NAME
File::Collector - Base class for custom File::Collector classes for classifying files and calling File::Collector::Processor methods for processing files
VERSION
version 0.029
OVERVIEW
File::Collector
and its companion module File::Collector::Processor
are base classes designed to make it easier to create custom modules for classifying and processing a collection of files as well as generating and processing data related to files in the collection.
For example, let's say you need to import raw files from one directory into some kind of repository. Let's say that files in the directory need to be filtered and the content of the files needs to be parsed, validated, rendered and/or changed before getting imported. Complicating things further, let's say that the name and location of the file in the target repository is dependent upon the content of the files in some way and that you also have to check to make sure the file hasn't already been imported into the repository.
This kind of task can be acomplished with a series of one-off scripts that process and import your files in stages. Each script produces output suitable for the next one. But running separate scripts for each processing stage can be slow, tedious, error-prone and a headache to maintain and organize.
The File::Collector
and File::Collector::Processor
base modules make it trivial to chain file processing modules into one logical package to make complicated file processing more robust, testable, and simpler to code.
SYNOPSIS
There are three steps to using File::Collector
. First, create at least one Collector
class for classifying and filtering files.

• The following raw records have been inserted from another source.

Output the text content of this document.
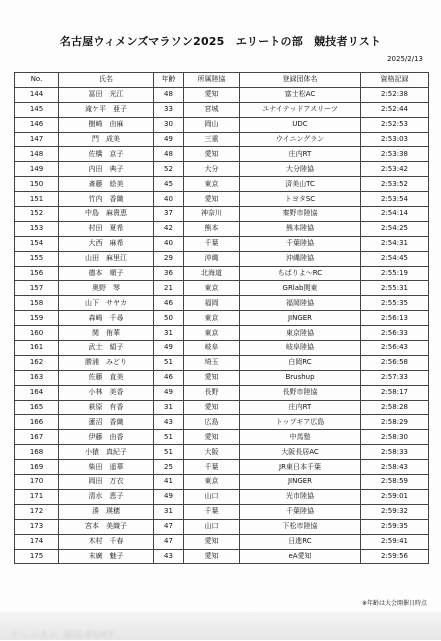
名古屋ウィメンズマラソン2025　エリートの部　競技者リスト
2025/2/13
No.	氏名	年齢	所属陸協	登録団体名	資格記録
144	冨田　光江	48	愛知	富士松AC	2:52:38
145	滝ケ平　亜子	33	宮城	ユナイテッドアスリーツ	2:52:44
146	樹崎　由麻	30	岡山	UDC	2:52:53
147	門　成美	49	三重	ウイニングラン	2:53:03
148	佐橋　京子	48	愛知	庄内RT	2:53:38
149	内田　典子	52	大分	大分陸協	2:53:42
150	斎藤　絵美	45	東京	済美山TC	2:53:52
151	竹内　香織	40	愛知	トヨタSC	2:53:54
152	中島　麻貴恵	37	神奈川	秦野市陸協	2:54:14
153	村田　夏希	42	熊本	熊本陸協	2:54:25
154	大西　麻希	40	千葉	千葉陸協	2:54:31
155	山田　麻里江	29	沖縄	沖縄陸協	2:54:45
156	德本　順子	36	北海道	ちばりよ～RC	2:55:19
157	奥野　琴	21	東京	GRlab関東	2:55:31
158	山下　サヤカ	46	福岡	福岡陸協	2:55:35
159	森崎　千尋	50	東京	JINGER	2:56:13
160	関　侑華	31	東京	東京陸協	2:56:33
161	武士　絹子	49	岐阜	岐阜陸協	2:56:43
162	勝浦　みどり	51	埼玉	白岡RC	2:56:58
163	佐藤　直美	46	愛知	Brushup	2:57:33
164	小林　美香	49	長野	長野市陸協	2:58:17
165	萩原　有香	31	愛知	庄内RT	2:58:28
166	蓮沼　香織	43	広島	トップギア広島	2:58:29
167	伊藤　由香	51	愛知	中馬塾	2:58:30
168	小猿　真紀子	51	大阪	大阪長居AC	2:58:33
169	柴田　遥華	25	千葉	JR東日本千葉	2:58:43
170	岡田　万衣	41	東京	JINGER	2:58:59
171	清水　恵子	49	山口	光市陸協	2:59:01
172	湊　瑛穂	31	千葉	千葉陸協	2:59:32
173	宮本　美織子	47	山口	下松市陸協	2:59:35
174	木村　千春	47	愛知	日進RC	2:59:41
175	末廣　魅子	43	愛知	eA愛知	2:59:56
※年齢は大会開催日時点
チャンネル 競技者ORT
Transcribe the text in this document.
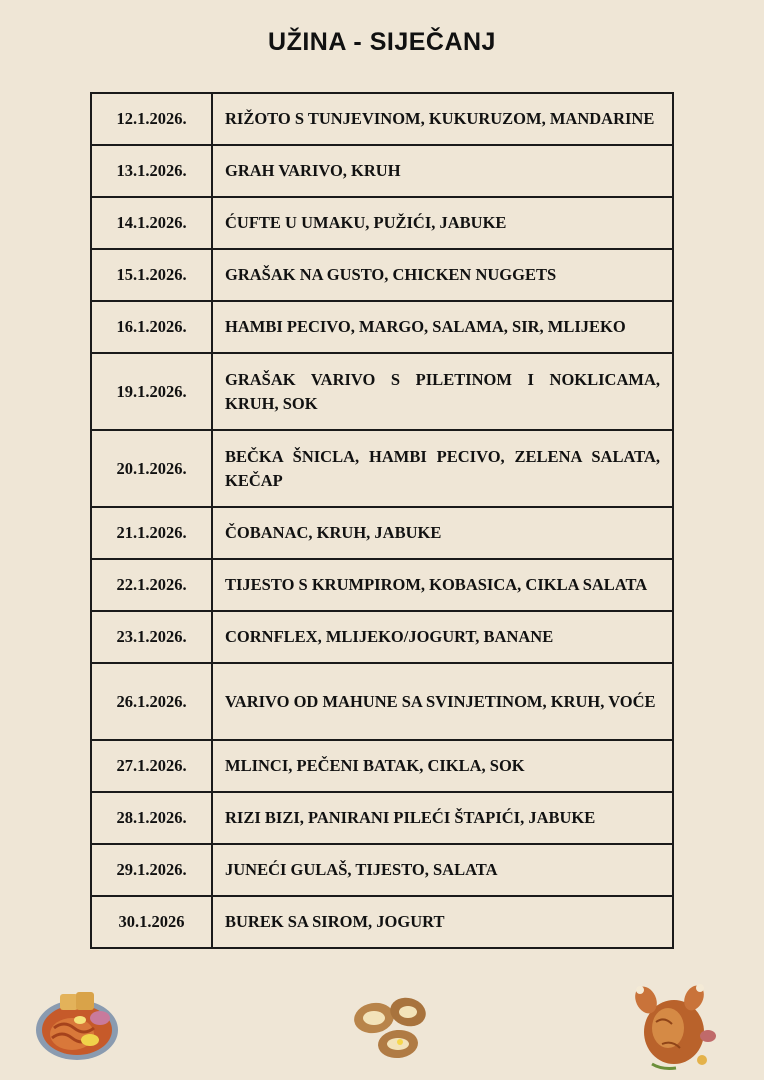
UŽINA - SIJEČANJ
12.1.2026.	RIŽOTO S TUNJEVINOM, KUKURUZOM, MANDARINE
13.1.2026.	GRAH VARIVO, KRUH
14.1.2026.	ĆUFTE U UMAKU, PUŽIĆI, JABUKE
15.1.2026.	GRAŠAK NA GUSTO, CHICKEN NUGGETS
16.1.2026.	HAMBI PECIVO, MARGO, SALAMA, SIR, MLIJEKO
19.1.2026.	GRAŠAK VARIVO S PILETINOM I NOKLICAMA, KRUH, SOK
20.1.2026.	BEČKA ŠNICLA, HAMBI PECIVO, ZELENA SALATA, KEČAP
21.1.2026.	ČOBANAC, KRUH, JABUKE
22.1.2026.	TIJESTO S KRUMPIROM, KOBASICA, CIKLA SALATA
23.1.2026.	CORNFLEX, MLIJEKO/JOGURT, BANANE
26.1.2026.	VARIVO OD MAHUNE SA SVINJETINOM, KRUH, VOĆE
27.1.2026.	MLINCI, PEČENI BATAK, CIKLA, SOK
28.1.2026.	RIZI BIZI, PANIRANI PILEĆI ŠTAPIĆI, JABUKE
29.1.2026.	JUNEĆI GULAŠ, TIJESTO, SALATA
30.1.2026	BUREK SA SIROM, JOGURT
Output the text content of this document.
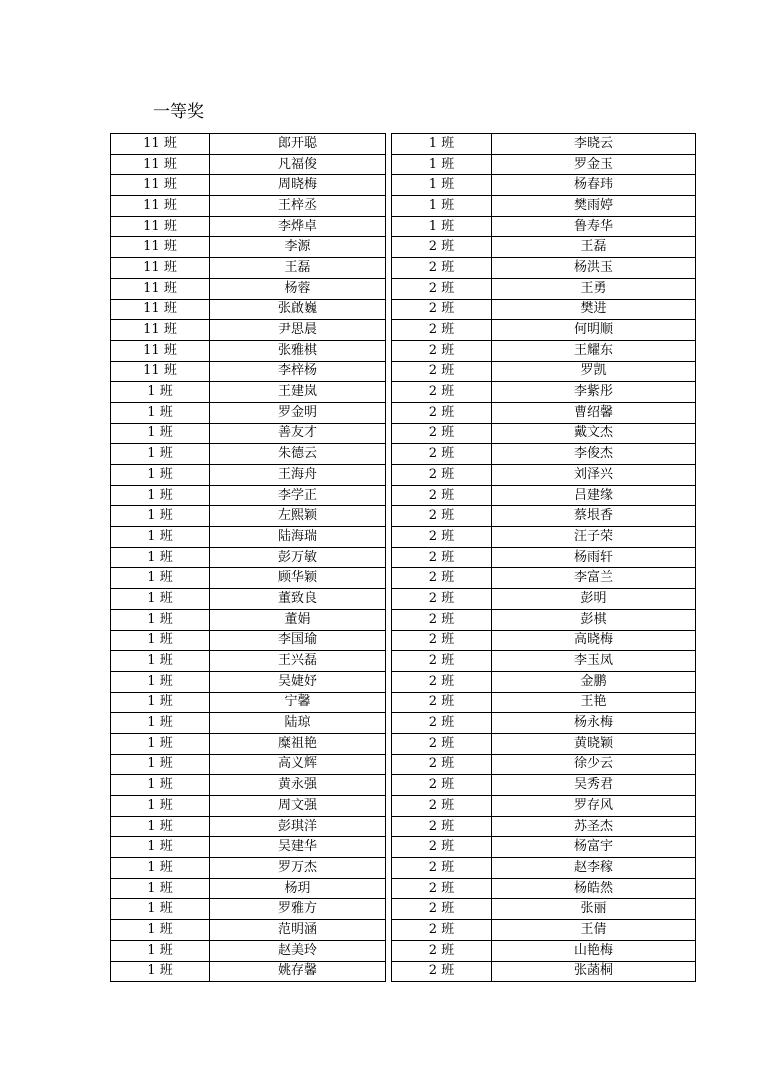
一等奖
11 班	郎开聪
11 班	凡福俊
11 班	周晓梅
11 班	王梓丞
11 班	李烨卓
11 班	李源
11 班	王磊
11 班	杨蓉
11 班	张啟巍
11 班	尹思晨
11 班	张雅棋
11 班	李梓杨
1 班	王建岚
1 班	罗金明
1 班	善友才
1 班	朱德云
1 班	王海舟
1 班	李学正
1 班	左熙颖
1 班	陆海瑞
1 班	彭万敏
1 班	顾华颖
1 班	董致良
1 班	董娟
1 班	李国瑜
1 班	王兴磊
1 班	吴婕妤
1 班	宁馨
1 班	陆琼
1 班	糜祖艳
1 班	高义辉
1 班	黄永强
1 班	周文强
1 班	彭琪洋
1 班	吴建华
1 班	罗万杰
1 班	杨玥
1 班	罗雅方
1 班	范明涵
1 班	赵美玲
1 班	姚存馨
1 班	李晓云
1 班	罗金玉
1 班	杨春玮
1 班	樊雨婷
1 班	鲁寿华
2 班	王磊
2 班	杨洪玉
2 班	王勇
2 班	樊进
2 班	何明顺
2 班	王耀东
2 班	罗凯
2 班	李紫彤
2 班	曹绍馨
2 班	戴文杰
2 班	李俊杰
2 班	刘泽兴
2 班	吕建缘
2 班	蔡垠香
2 班	汪子荣
2 班	杨雨轩
2 班	李富兰
2 班	彭明
2 班	彭棋
2 班	高晓梅
2 班	李玉凤
2 班	金鹏
2 班	王艳
2 班	杨永梅
2 班	黄晓颖
2 班	徐少云
2 班	吴秀君
2 班	罗存风
2 班	苏圣杰
2 班	杨富宇
2 班	赵李稼
2 班	杨皓然
2 班	张丽
2 班	王倩
2 班	山艳梅
2 班	张菡桐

Next, create a Processor
class your Collector
class will use to process the classified files. Finally, write a script to construct a new File::Collector
object to collect and process your files.
Step 1: Create the Collector
classes
package File::Collector::YourCollector;
use strict; use warnings;
# Here we add in the package containing the processing methods associated
# with the Collector (see below).
use File::Collector::YourCollector::Processor;
# Objects can store information about the files in the collection which
# can be accessed by other Collector and Processor classes.
use SomeObject;
# Add categories for file collections with the _init_processors method. These
# categories are used as labels for Processor objects which contain
# information about the files and can run methods on them. In the example
# below, we add two file collection categories, "good" and "bad."
sub _init_processors {
return qw ( good bad );
}
# Next we add a _classify_file method that is called once for each file added
# to our Collector object. The primary job of this method is to add files and
# any associated objects to a Processor for further processing.
sub _classify_file {
my $s = shift;
# First, we create an object and associate it with our file using the
# _add_obj method. There is no requirement that you create objects but they
# will make data about your file easily available to other classes.
# Offloading as much logic as possible to objects will keep classes simple.
# Note how we pass the name of the current file being processed to the
# object by using the "selected" method which intelligently generates the
# full path to the file currently being processed by _classify_file. Also
# note that we don't have to bother passing the name of the file to _add_obj
# method since this method can figure out which file is being processed by
# calling the "selected" method as well.
my $data = SomeObject->new( $s->selected );
$s->_add_obj('data', $data);
# Now that we know something about our file, we can classify the files
# according to any criteria of our choosing.
# to a processor category
if ( $data->{has_good_property} ) {
$s->_classify('good');
} else {
$s->_classify('bad');
}
}
# Finally, the _run_processes method contains method calls to your
# Processor methods.
sub _run_processes {
my $s = shift;
# Below are the methods we can run on the files in our collection. The
# "good_files" method returns the collection of files classified as "good"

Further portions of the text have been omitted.